HCMC – Vietnam has begun to act against illegal, unreported and unregulated (IUU) fishing practices to shed seafood export restrictions imposed by the European Union.
The Ministry of Agriculture and Rural Development on February 20 announced its plan to fight IUU fishing within 180 days before the fourth visit to Vietnam by European Commission (EC) inspectors.
The plan follows Government Decision No. 81, signed by the prime minister on February 13.
It calls for efforts to work out six tasks so that the EC may consider to remove its yellow card imposed on imports of fisheries from Vietnam.
By the end of May 2023, the authorities will have to spread information about Vietnam’s efforts to combat IUU fishing nationwide and worldwide, run vocational training courses and propagate domestic and foreign fishing laws to fishermen.
Besides, they must complete the country’s legal framework for regulating fisheries in line with the EC’s suggestions and national conditions, ensure all fishermen register for fishing licenses and install the vessel monitoring system, certify the origin of seafood exports to the EU and other markets, and keep fishermen from encroaching on foreign waters.

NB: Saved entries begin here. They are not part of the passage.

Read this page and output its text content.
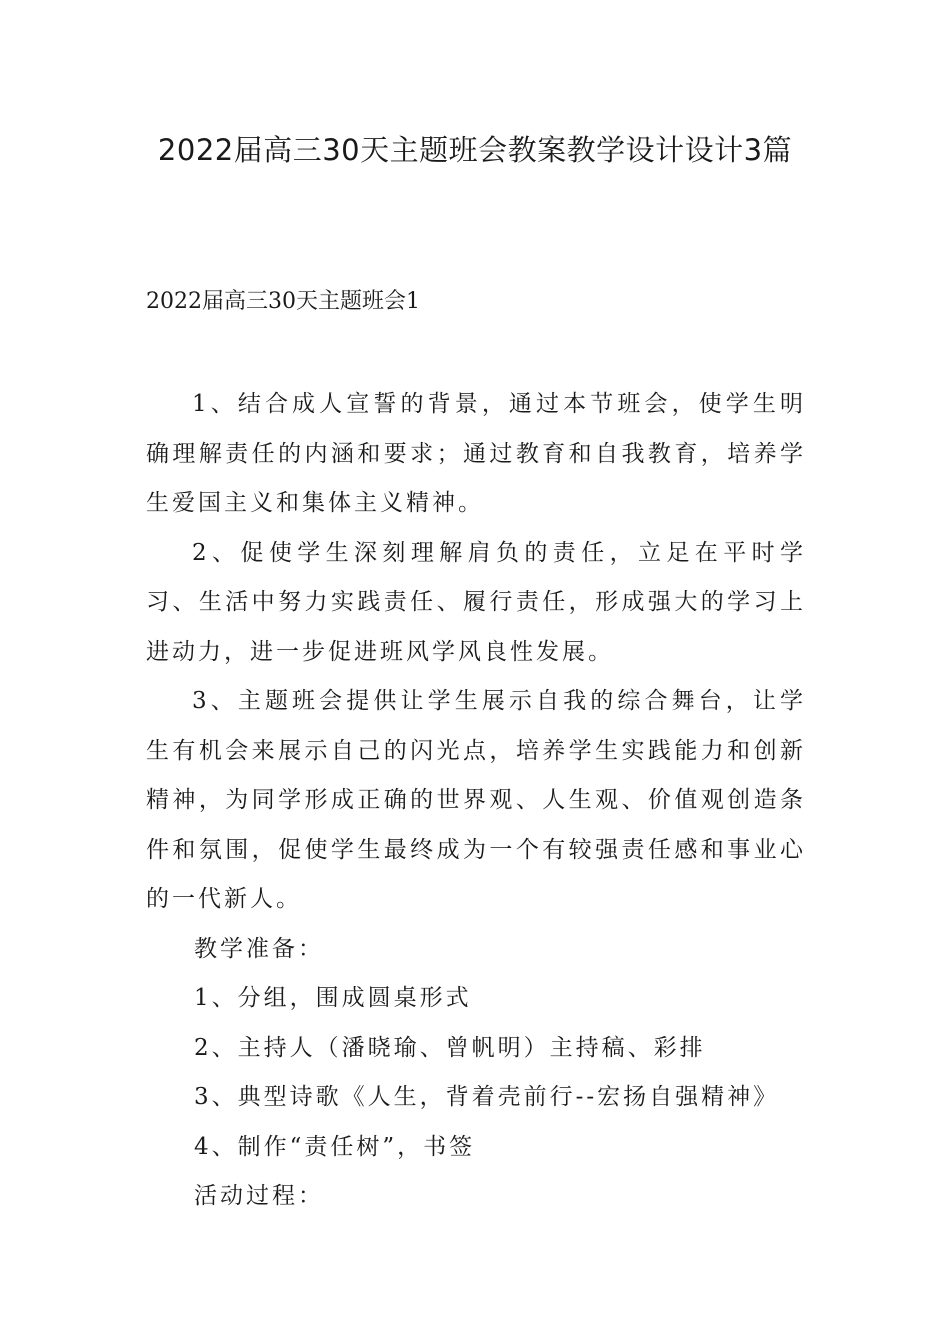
2022届高三30天主题班会教案教学设计设计3篇
2022届高三30天主题班会1

1、结合成人宣誓的背景，通过本节班会，使学生明确理解责任的内涵和要求；通过教育和自我教育，培养学生爱国主义和集体主义精神。

2、促使学生深刻理解肩负的责任，立足在平时学习、生活中努力实践责任、履行责任，形成强大的学习上进动力，进一步促进班风学风良性发展。

3、主题班会提供让学生展示自我的综合舞台，让学生有机会来展示自己的闪光点，培养学生实践能力和创新精神，为同学形成正确的世界观、人生观、价值观创造条件和氛围，促使学生最终成为一个有较强责任感和事业心的一代新人。

教学准备：

1、分组，围成圆桌形式

2、主持人（潘晓瑜、曾帆明）主持稿、彩排

3、典型诗歌《人生，背着壳前行--宏扬自强精神》

4、制作“责任树”，书签

活动过程：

The Government decision also requires cooperation between Vietnam and Indonesia, Malaysia, the Philippines, Thailand and China in information exchange and the handling of trawlers encroaching on foreign waters.
The EC first handed Vietnam a yellow card in October 2017 as a punitive measure against the nation’s inadequate actions to fight IUU fishing.
Deputy Minister of Agriculture and Rural Development Phung Duc Tien said there are positive movements in the nation’s efforts to address illegal fishing practices, but it is not enough to have the EC remove its yellow card.
The EC has launched three inspections on Vietnam’s actions to combat IUU fishing since. To get the yellow card removed, it proposed the nation complete the legal framework, enhance monitoring and traceability systems, prevent vessels from illegally fishing on foreign waters, and strengthen punitive measures against violators.
Vietnam’s seafood exports to the European Union have plunged significantly since the EC issued the yellow card due to lengthy customs scrutiny.
Earlier, customs clearance took about one to three days, but now it takes two or three weeks to complete.